Greenfield development sounds simpler. Instead of pushing the rock where it’s needed, you just build it there. There’s some work (pushing) that you don’t have to do.

But oh, did I mention that you won’t know where the rock needs to go until you’ve already built some of it? (Funny how often that isn’t mentioned.) In fact, you may have even less of an idea where to site the rock that hasn’t been built than one that has, because the shape of the rock helps determine the site, And if a rock takes long enough to build, the room may change too.

So, you’ve got to build the rock, and you’ve got to push it, and you could do these in any order (build some, push some, build some more, push some more), except that you won’t know where to push it until you’ve got some built. And just to make this harder - and more realistic - there’s some parts you can’t build where you start, but only where you push it to.

This is the dynamic view of code size: that code size changes over the course of a project. The fundamental question about dynamic code size is: Does it matter what order you build the rock? If you know you’ve got to add a piece, does it matter whether you add it at the beginning or end of the project?

And the answer is yes, it matters. Sometimes greatly. Sometimes enough to determine whether you can build, and push, your rock at all. The reason is because building the rock makes it harder to push.

Often, on a project, there’s a few pieces that you know at the outset need to be there. They’re standard parts, that need to be attached to every project. You know how to attach them. It will be comforting to do so.

(Sometimes these pieces have names like “localization”, “optimization”, and “scalability”; or “graphic design complete”; or “windows compatibility”; or “undo”.)

Some advantages of attaching these pieces early are: an easy sense of accomplishment, and a feature checked off. They simulate great and early progress. The disadvantage is that they increase project drag. Attaching them makes pushing the rock harder. Make it harder sooner, and you’ve made your trajectory like the orange line, and not the green one, below.

It’s not that you should never add these pieces first. Building and pushing rocks is engineering; and engineering is the art of the trade-off.

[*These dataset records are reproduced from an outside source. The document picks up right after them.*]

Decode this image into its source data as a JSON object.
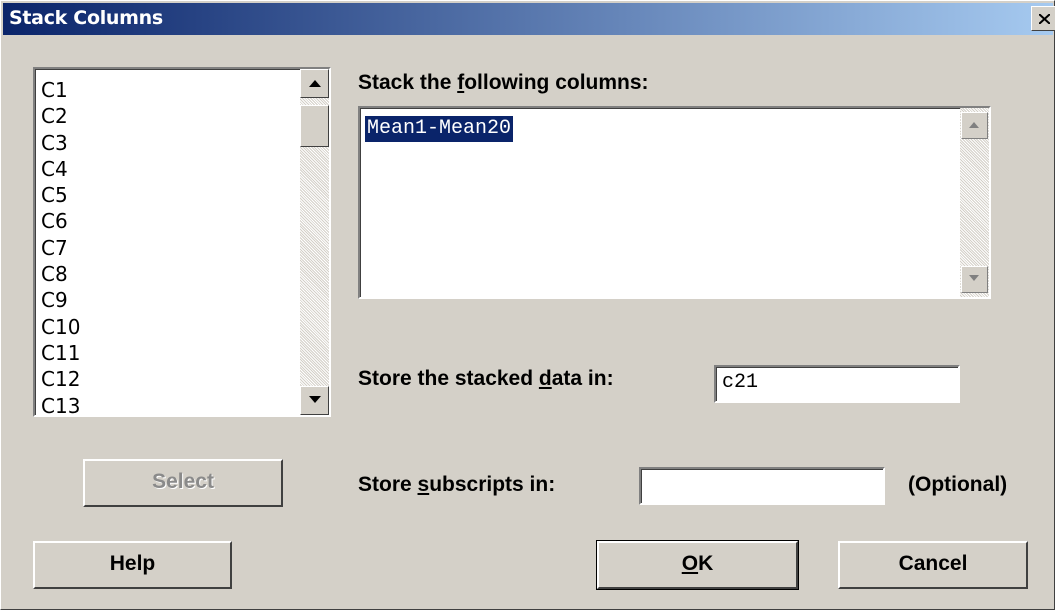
{
  "window": {
    "title": "Stack Columns"
  },
  "column_list": {
    "items": [
      "C1",
      "C2",
      "C3",
      "C4",
      "C5",
      "C6",
      "C7",
      "C8",
      "C9",
      "C10",
      "C11",
      "C12",
      "C13"
    ]
  },
  "stack": {
    "label_pre": "Stack the ",
    "label_u": "f",
    "label_post": "ollowing columns:",
    "value": "Mean1-Mean20"
  },
  "store_data": {
    "label_pre": "Store the stacked ",
    "label_u": "d",
    "label_post": "ata in:",
    "value": "c21"
  },
  "subscripts": {
    "label_pre": "Store ",
    "label_u": "s",
    "label_post": "ubscripts in:",
    "value": "",
    "optional": "(Optional)"
  },
  "buttons": {
    "select": "Select",
    "help": "Help",
    "ok_u": "O",
    "ok_post": "K",
    "cancel": "Cancel"
  }
}
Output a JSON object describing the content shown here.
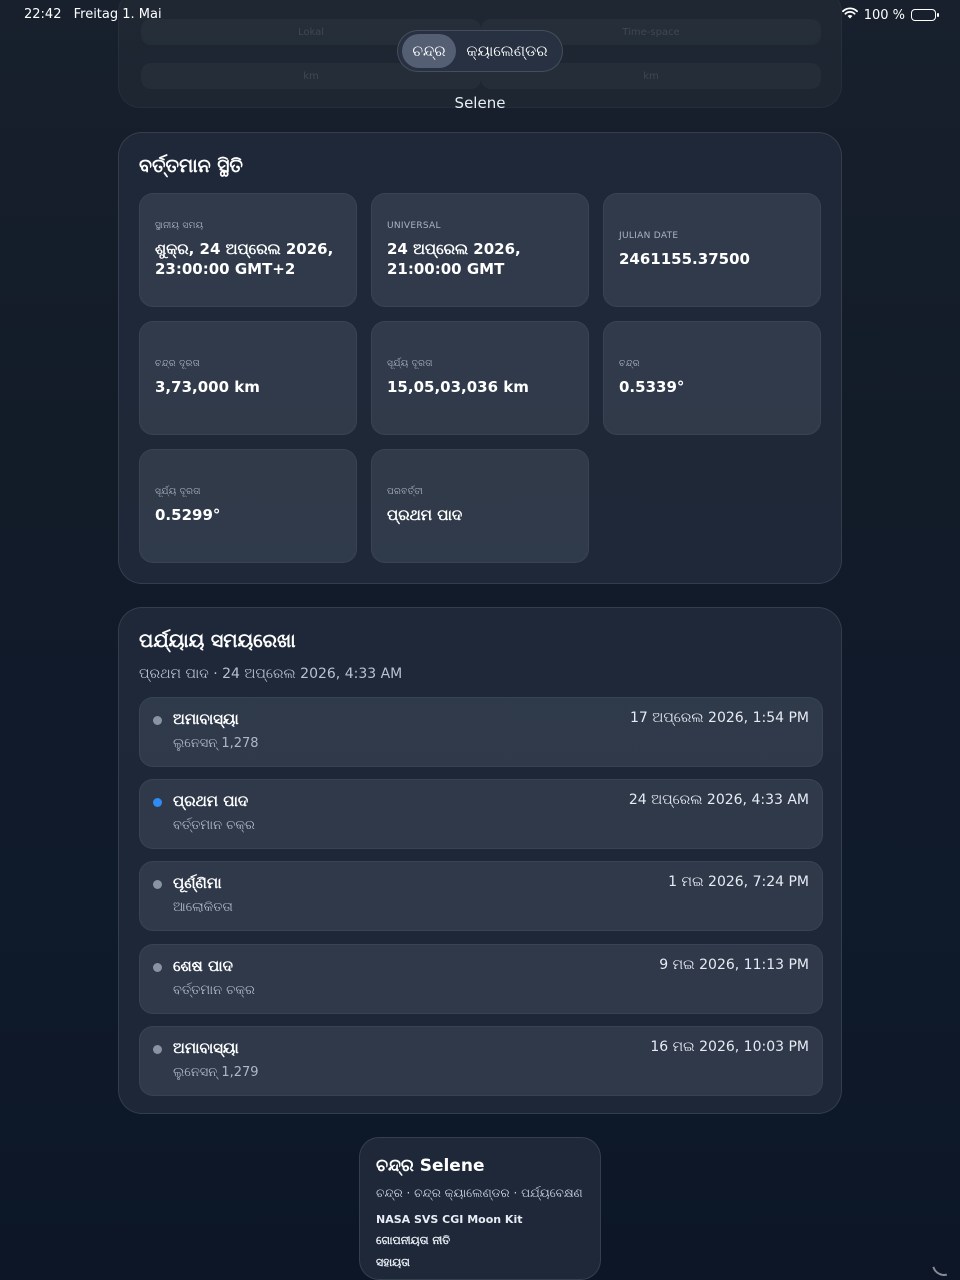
{
  "status_bar": {
    "time": "22:42",
    "date": "Freitag 1. Mai",
    "battery": "100 %"
  },
  "ghost": {
    "row1_left": "Lokal",
    "row1_right": "Time-space",
    "row2_left": "km",
    "row2_right": "km"
  },
  "tabs": [
    {
      "label": "ଚନ୍ଦ୍ର",
      "active": true
    },
    {
      "label": "କ୍ୟାଲେଣ୍ଡର",
      "active": false
    }
  ],
  "app_name": "Selene",
  "current_status": {
    "title": "ବର୍ତ୍ତମାନ ସ୍ଥିତି",
    "tiles": [
      {
        "label": "ସ୍ଥାନୀୟ ସମୟ",
        "value": "ଶୁକ୍ର, 24 ଅପ୍ରେଲ 2026,",
        "value2": "23:00:00 GMT+2"
      },
      {
        "label": "UNIVERSAL",
        "value": "24 ଅପ୍ରେଲ 2026,",
        "value2": "21:00:00 GMT"
      },
      {
        "label": "JULIAN DATE",
        "value": "2461155.37500",
        "value2": ""
      },
      {
        "label": "ଚନ୍ଦ୍ର ଦୂରତା",
        "value": "3,73,000 km",
        "value2": ""
      },
      {
        "label": "ସୂର୍ଯ୍ୟ ଦୂରତା",
        "value": "15,05,03,036 km",
        "value2": ""
      },
      {
        "label": "ଚନ୍ଦ୍ର",
        "value": "0.5339°",
        "value2": ""
      },
      {
        "label": "ସୂର୍ଯ୍ୟ ଦୂରତା",
        "value": "0.5299°",
        "value2": ""
      },
      {
        "label": "ପରବର୍ତ୍ତୀ",
        "value": "ପ୍ରଥମ ପାଦ",
        "value2": ""
      }
    ]
  },
  "timeline": {
    "title": "ପର୍ଯ୍ୟାୟ ସମୟରେଖା",
    "subtitle": "ପ୍ରଥମ ପାଦ · 24 ଅପ୍ରେଲ 2026, 4:33 AM",
    "phases": [
      {
        "name": "ଅମାବାସ୍ୟା",
        "note": "ଲୁନେସନ୍ 1,278",
        "date": "17 ଅପ୍ରେଲ 2026, 1:54 PM",
        "current": false
      },
      {
        "name": "ପ୍ରଥମ ପାଦ",
        "note": "ବର୍ତ୍ତମାନ ଚକ୍ର",
        "date": "24 ଅପ୍ରେଲ 2026, 4:33 AM",
        "current": true
      },
      {
        "name": "ପୂର୍ଣ୍ଣିମା",
        "note": "ଆଲୋକିତତା",
        "date": "1 ମଇ 2026, 7:24 PM",
        "current": false
      },
      {
        "name": "ଶେଷ ପାଦ",
        "note": "ବର୍ତ୍ତମାନ ଚକ୍ର",
        "date": "9 ମଇ 2026, 11:13 PM",
        "current": false
      },
      {
        "name": "ଅମାବାସ୍ୟା",
        "note": "ଲୁନେସନ୍ 1,279",
        "date": "16 ମଇ 2026, 10:03 PM",
        "current": false
      }
    ]
  },
  "footer": {
    "title": "ଚନ୍ଦ୍ର Selene",
    "nav": "ଚନ୍ଦ୍ର · ଚନ୍ଦ୍ର କ୍ୟାଲେଣ୍ଡର · ପର୍ଯ୍ୟବେକ୍ଷଣ",
    "links": [
      "NASA SVS CGI Moon Kit",
      "ଗୋପନୀୟତା ନୀତି",
      "ସହାୟତା"
    ]
  },
  "colors": {
    "accent_current": "#2f8cf5",
    "dot_inactive": "#8a93a2"
  }
}
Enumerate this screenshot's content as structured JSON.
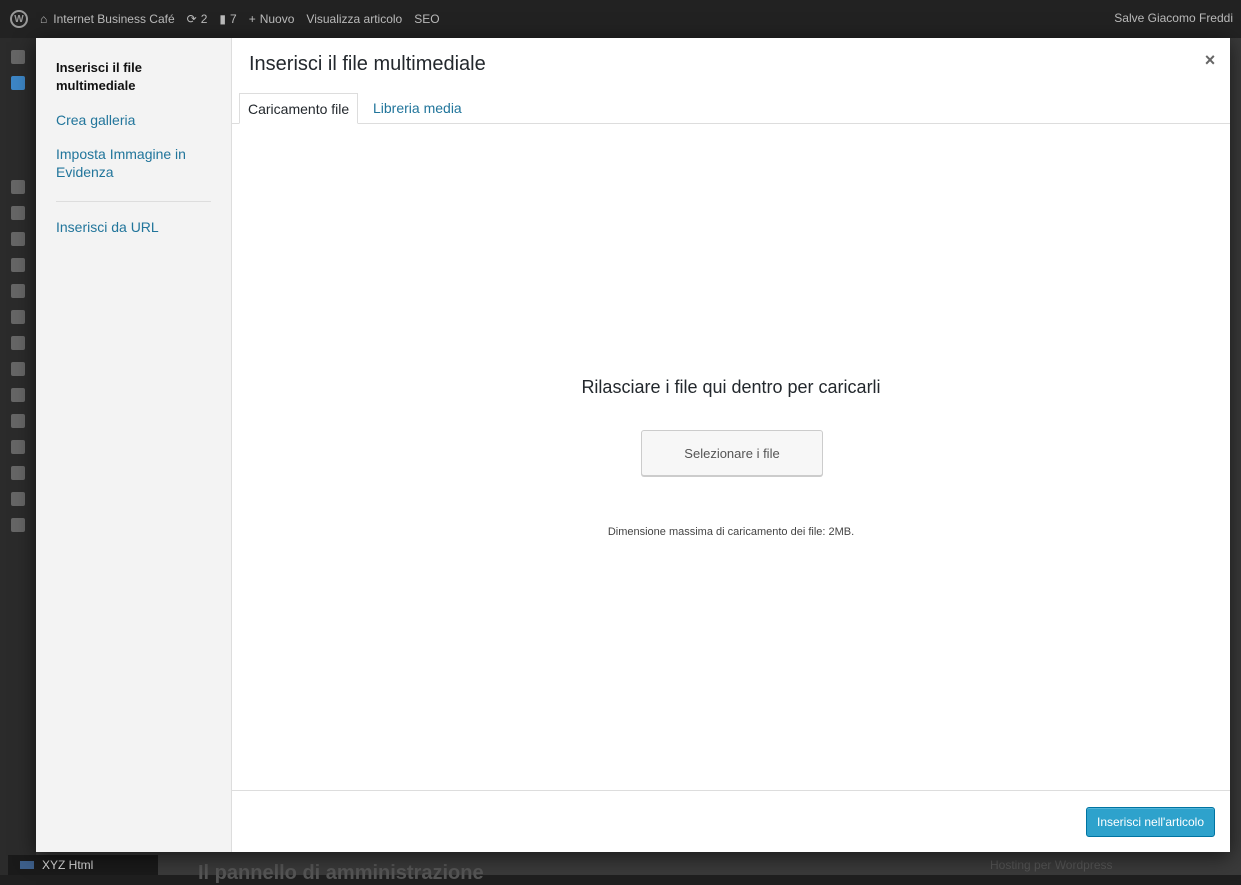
{
  "adminbar": {
    "site_name": "Internet Business Café",
    "updates_count": "2",
    "comments_count": "7",
    "new_label": "Nuovo",
    "view_post_label": "Visualizza articolo",
    "seo_label": "SEO",
    "greeting": "Salve Giacomo Freddi"
  },
  "background": {
    "plugin_label": "XYZ Html",
    "page_heading": "Il pannello di amministrazione",
    "side_widget_text": "Hosting per Wordpress"
  },
  "modal": {
    "menu": {
      "items": [
        {
          "label": "Inserisci il file multimediale",
          "active": true
        },
        {
          "label": "Crea galleria",
          "active": false
        },
        {
          "label": "Imposta Immagine in Evidenza",
          "active": false
        },
        {
          "label": "Inserisci da URL",
          "active": false
        }
      ]
    },
    "title": "Inserisci il file multimediale",
    "close_symbol": "×",
    "tabs": [
      {
        "label": "Caricamento file",
        "active": true
      },
      {
        "label": "Libreria media",
        "active": false
      }
    ],
    "drop_text": "Rilasciare i file qui dentro per caricarli",
    "select_button": "Selezionare i file",
    "max_size": "Dimensione massima di caricamento dei file: 2MB.",
    "insert_button": "Inserisci nell'articolo"
  },
  "colors": {
    "link": "#21759b",
    "primary_button": "#2ea2cc",
    "adminbar_bg": "#222222"
  }
}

Here are some reasons to add a piece sooner. You don’t know if you’ll be able to add it later, or if you’ll have time if you wait, or how long it will take. (You want to front-load uncertainty and risk.) Or: you need to show the rock to somebody, and they can’t imagine what it will look like with the missing piece. Or: you can’t imagine this either. Or: knowing how to add a piece gnaws at you — it’s a distraction — and you can’t concentrate on harder work until you’ve added the easy piece. Or: the rock is useful only halfway built, and the piece is the useful one. Or: you’ll have to tear the rock apart to attach a piece later, and this is more work than pushing a bigger rock now.

Engineering is the art of the informed trade-off. These reasons to make a rock bigger sooner are (can be) good reasons. Weigh them against the cost of pushing a bigger rock.